Quando ainda existia nesta cidade uma sociedade fechada, quem atuava no setor e movimentava todos os acontecimentos era, sem dúvida, Eduardo Couri, que durante vários anos comandou a coluna social aqui do Estado de Minas, com muito sucesso. O que ele divulgava era assunto no meio e o que existia por aqui era um grupo fechado que promovia eventos em espaços particulares ou em clubes exclusivos. Era um tempo agradável, as conversas circulavam, todos tinham assuntos para comentar. As reuniões pediam luxo e muitas joias, as mulheres movimentavam as butiques da cidade encomendando roupas sempre novas para cada acontecimento.

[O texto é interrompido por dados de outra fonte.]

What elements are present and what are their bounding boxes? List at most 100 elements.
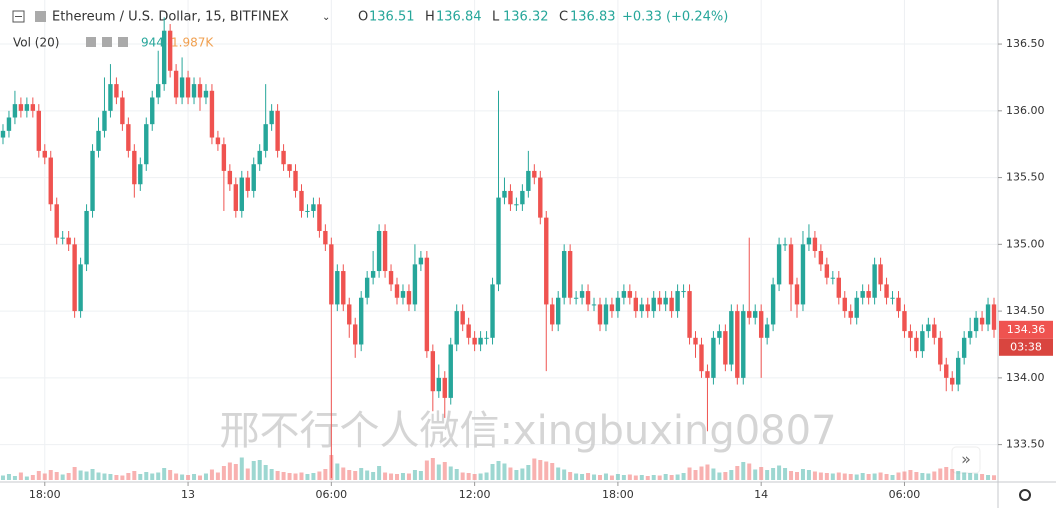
volume-bar <box>920 473 925 480</box>
volume-bar <box>592 474 597 480</box>
volume-bar <box>54 472 59 480</box>
symbol-icon[interactable] <box>35 11 46 22</box>
candle-body <box>72 244 77 312</box>
candle-body <box>693 337 698 345</box>
candle-body <box>400 291 406 298</box>
x-tick-label: 06:00 <box>315 488 347 501</box>
settings-gear[interactable] <box>1019 489 1031 501</box>
candle-body <box>329 244 334 305</box>
volume-bar <box>663 474 668 480</box>
settings-icon[interactable] <box>102 37 112 47</box>
candle-body <box>490 284 495 338</box>
candle-body <box>872 264 877 298</box>
candle-body <box>84 210 89 265</box>
volume-bar <box>783 468 788 480</box>
candle-body <box>173 70 179 98</box>
candle-body <box>591 304 597 306</box>
volume-bar <box>824 473 829 480</box>
candle-body <box>938 337 943 365</box>
volume-bar <box>723 472 728 480</box>
volume-bar <box>66 473 71 480</box>
volume-bar <box>245 468 250 480</box>
volume-bar <box>687 467 692 480</box>
volume-bar <box>980 474 985 480</box>
candle-body <box>645 304 650 312</box>
volume-bar <box>502 463 507 480</box>
volume-bar <box>102 473 107 480</box>
volume-bar <box>508 467 513 480</box>
candle-body <box>448 344 453 398</box>
volume-bar <box>896 472 901 480</box>
scroll-icon: » <box>961 450 971 469</box>
volume-bar <box>992 475 997 480</box>
symbol[interactable]: Ethereum / U.S. Dollar, 15, BITFINEX <box>52 10 289 25</box>
volume-bar <box>848 474 853 480</box>
y-tick-label: 135.50 <box>1006 171 1045 184</box>
candle-body <box>585 291 591 305</box>
volume-indicator[interactable]: Vol (20) <box>13 36 59 50</box>
candle-body <box>538 177 543 218</box>
collapse-button[interactable] <box>12 10 25 23</box>
candle-body <box>66 237 71 245</box>
scroll-button[interactable] <box>951 446 981 474</box>
candle-body <box>78 264 83 312</box>
volume-bar <box>950 469 955 480</box>
candle-body <box>388 271 394 285</box>
volume-bar <box>436 464 441 480</box>
candle-body <box>197 84 203 98</box>
volume-bar <box>836 472 841 480</box>
candle-body <box>203 90 209 98</box>
eye-icon[interactable] <box>86 37 96 47</box>
change: +0.33 (+0.24%) <box>622 10 728 25</box>
volume-bar <box>872 473 877 480</box>
volume-bar <box>747 463 752 480</box>
volume-bar <box>974 473 979 480</box>
volume-bar <box>430 458 435 480</box>
candle-body <box>138 164 143 185</box>
candle-body <box>114 84 119 98</box>
volume-bar <box>197 475 202 480</box>
close-icon[interactable] <box>118 37 128 47</box>
candle-body <box>651 297 656 312</box>
x-tick-label: 18:00 <box>29 488 61 501</box>
y-tick-label: 136.50 <box>1006 37 1045 50</box>
candle-body <box>747 311 752 318</box>
candle-body <box>191 84 197 98</box>
candle-body <box>561 251 567 298</box>
candle-body <box>914 337 919 352</box>
volume-bar <box>389 473 394 480</box>
volume-bar <box>108 474 113 480</box>
volume-bar <box>323 469 328 480</box>
volume-bar <box>986 475 991 480</box>
volume-bar <box>341 467 346 480</box>
candle-body <box>102 110 107 131</box>
dropdown-arrow[interactable]: ⌄ <box>322 12 330 23</box>
candle-body <box>275 110 280 151</box>
volume-bar <box>281 472 286 480</box>
volume-bar <box>311 473 316 480</box>
candle-body <box>156 84 161 98</box>
ohlc-value: 136.83 <box>570 10 616 25</box>
volume-bar <box>657 475 662 480</box>
y-tick-label: 136.00 <box>1006 104 1045 117</box>
volume-bar <box>908 470 913 480</box>
countdown-tag <box>999 338 1053 356</box>
candle-body <box>323 230 328 245</box>
volume-bar <box>962 472 967 480</box>
volume-bar <box>812 471 817 480</box>
y-tick-label: 133.50 <box>1006 438 1045 451</box>
candle-body <box>711 337 716 378</box>
candle-body <box>185 77 191 98</box>
volume-bar <box>305 474 310 480</box>
volume-bar <box>263 465 268 480</box>
volume-bar <box>818 472 823 480</box>
volume-bar <box>705 464 710 480</box>
candle-body <box>824 264 830 278</box>
volume-bar <box>317 471 322 480</box>
volume-bar <box>269 469 274 480</box>
volume-bar <box>699 466 704 480</box>
candle-body <box>770 284 776 325</box>
ohlc-value: 136.51 <box>369 10 415 25</box>
candle-body <box>502 190 507 198</box>
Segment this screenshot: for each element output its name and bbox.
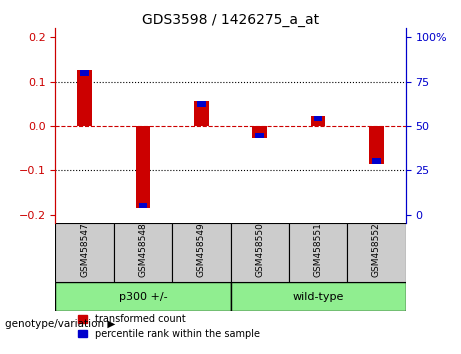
- Title: GDS3598 / 1426275_a_at: GDS3598 / 1426275_a_at: [142, 13, 319, 27]
- Bar: [253, 126, 267, 138]
- Bar: [80, 70, 89, 76]
- Text: GSM458548: GSM458548: [138, 222, 148, 277]
- Bar: [255, 133, 264, 138]
- Text: GSM458549: GSM458549: [197, 222, 206, 277]
- Bar: [114, 223, 172, 282]
- Bar: [197, 102, 206, 107]
- Bar: [372, 158, 381, 164]
- Text: wild-type: wild-type: [292, 292, 344, 302]
- Legend: transformed count, percentile rank within the sample: transformed count, percentile rank withi…: [78, 314, 260, 339]
- Bar: [369, 126, 384, 164]
- Bar: [230, 223, 289, 282]
- Bar: [194, 102, 208, 126]
- Text: genotype/variation ▶: genotype/variation ▶: [5, 319, 115, 329]
- Bar: [347, 223, 406, 282]
- Bar: [77, 70, 92, 126]
- Bar: [136, 126, 150, 208]
- Bar: [311, 116, 325, 126]
- Text: GSM458552: GSM458552: [372, 222, 381, 277]
- Bar: [138, 202, 147, 208]
- Text: p300 +/-: p300 +/-: [118, 292, 167, 302]
- Text: GSM458547: GSM458547: [80, 222, 89, 277]
- Text: GSM458551: GSM458551: [313, 222, 323, 277]
- Bar: [230, 282, 406, 311]
- Bar: [55, 223, 114, 282]
- Text: GSM458550: GSM458550: [255, 222, 264, 277]
- Bar: [313, 116, 323, 121]
- Bar: [172, 223, 230, 282]
- Bar: [55, 282, 230, 311]
- Bar: [289, 223, 347, 282]
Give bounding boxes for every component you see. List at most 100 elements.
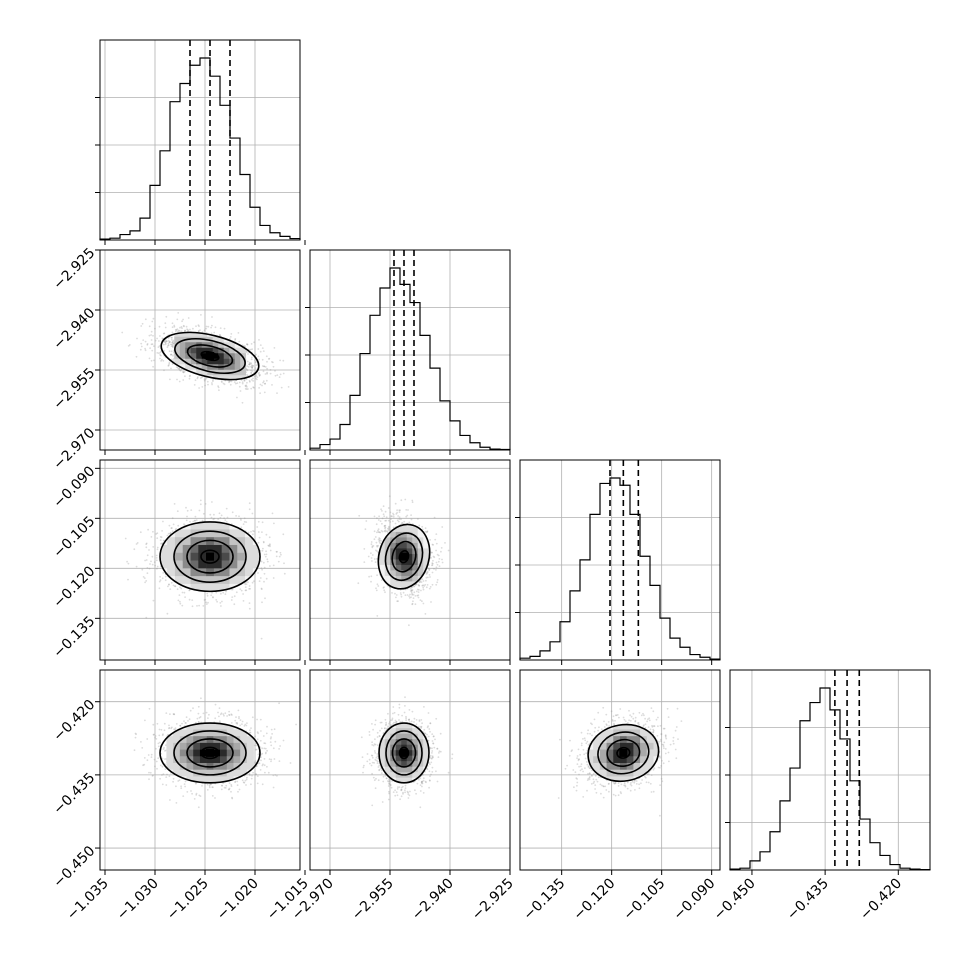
scatter-point <box>172 340 174 343</box>
scatter-point <box>170 336 173 339</box>
density-cell <box>174 552 184 561</box>
scatter-point <box>221 600 223 603</box>
scatter-point <box>373 530 376 533</box>
scatter-point <box>174 585 177 588</box>
scatter-point <box>157 346 160 348</box>
scatter-point <box>220 592 222 595</box>
scatter-point <box>261 347 264 349</box>
scatter-point <box>411 501 414 504</box>
scatter-point <box>152 317 155 320</box>
scatter-point <box>262 540 265 543</box>
scatter-point <box>272 361 274 364</box>
scatter-point <box>212 596 214 598</box>
scatter-point <box>144 318 147 321</box>
scatter-point <box>375 523 378 526</box>
scatter-point <box>383 530 386 532</box>
scatter-point <box>199 503 202 506</box>
scatter-point <box>222 382 225 385</box>
scatter-point <box>149 563 151 565</box>
scatter-point <box>396 509 398 512</box>
scatter-point <box>278 376 281 378</box>
panel-2-1 <box>309 459 511 665</box>
scatter-point <box>382 587 385 589</box>
scatter-point <box>167 344 170 347</box>
scatter-point <box>400 499 403 502</box>
scatter-point <box>126 560 128 563</box>
scatter-point <box>377 519 380 521</box>
scatter-point <box>218 389 220 392</box>
scatter-point <box>390 515 393 517</box>
scatter-point <box>438 558 441 560</box>
scatter-point <box>411 589 414 591</box>
scatter-point <box>210 594 213 597</box>
scatter-point <box>193 384 196 386</box>
scatter-point <box>433 568 435 570</box>
scatter-point <box>278 555 281 558</box>
scatter-point <box>152 599 155 602</box>
scatter-point <box>395 594 398 596</box>
scatter-point <box>248 607 251 610</box>
scatter-point <box>192 520 195 523</box>
scatter-point <box>198 325 200 328</box>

Graças a Deus, ninguém queria ser “empoderada”, mas participar dos encontros fechados era uma glória. A casa de Zilda e Alair Couto recebia de nobres a socialites nacionais e internacionais, cariocas e paulistas, as festas superavam qualquer previsão em matéria de luxo e requinte. Eram outros tempos, mais leves, ninguém pensava em coronavírus, viagens adiadas por segurança, roubos sem fim e sem termo, tudo de ruim que cai hoje em nossas cabeças. Eram tempos de irresponsabilidade? Até podiam ser, mas os ares da cidade eram melhores, as pessoas conviviam mais, tudo podia ser mais cordial.
Foi nesse clima que Eduardo Couri criou um concurso, Glamour girl, que não só escolhia a moça mais diferente da sociedade como fornecia renda para a Jornada Solidária, que estava começando. O concurso promovia vários acontecimentos particulares para que as candidatas ficassem conhecidas pelas figuras da sociedade, que posteriormente fariam parte do júri. A temporada era de puro encanto – e dava assunto para muito tempo. O desfile final era realizado no Iate Tênis Clube, e a escolhida era glorificada como assunto, ganhava muitos presentes, não havia mocinha que não quisesse participar.
Em 1962, as duas escolhidas para disputar o título foram Elke Grunnup e Maria Cristina (cujo sobrenome esqueci completamente). Quem ganhou foi Elke, que não fazia parte das rodas sociais, mas já era um sucesso só: bonita, despojada, estudada. Nem queria participar, foi inscrita pela mãe. Ganhou o título e pagou caro por ele. O provincianismo – que, claro, sempre existiu – não perdoou o fato de uma moça que preenchia totalmente os requisitos para ser escolhida não pertencer à alta sociedade, em lugar da outra, que era carioca, mas sobrinha de figura conhecida. O que Elke recebeu de trotes – era uso na época – não está no gibi. Foi rejeitada, queriam porque queriam apagar o seu sucesso.
Fiquei sabendo de toda essa campanha invejosa pela própria Elke, num dia em que nos encontramos por acaso. É claro que tomei logo partido – o que me valeu o convite para jantar com seus pais. No simpático encontro, fui apresentada, sem saber, a um prato que nunca mais esqueci: filé de cobra.
A família dela, de russos, veio para o Brasil fugindo do nazismo e foi parar no interior de Minas, em Itabira, onde eles moraram muito tempo antes de vir para BH. Elke se mudou para o Rio, depois de concluir vários cursos. Aos poucos, foi se transformando na Elke Maravilha que ficamos conhecendo, apelido criado pelo jornalista Daniel Más, perfeito para ela. O que poucos sabem é que ela era diferente por fora e por dentro. Enquanto pôde, ajudou muita gente. Defendeu Stuart Angel, filho de Zuzu Angel, rasgando retratos dele como terrorista procurado, afixados pelo Rio de Janeiro. Foi parar na cadeia e perdeu sua cidadania brasileira. A irmã de Stuart, Hildegard Angel, nunca esqueceu o que Elke fez e sempre procurou não só divulgar seu sucesso na TV (trabalhou com Chacrinha e Sílvio Santos), mas também elogiar seu comportamento ao longo da vida.
Agora fiquei sabendo que ela acaba de ganhar audiolivro produzido por uma empresa sueca, escrito pelo jornalista Chico Felitti, que conta sua vida com simpatia e verdades. Elke merece, porque foi sempre uma grande figura feminina deste país.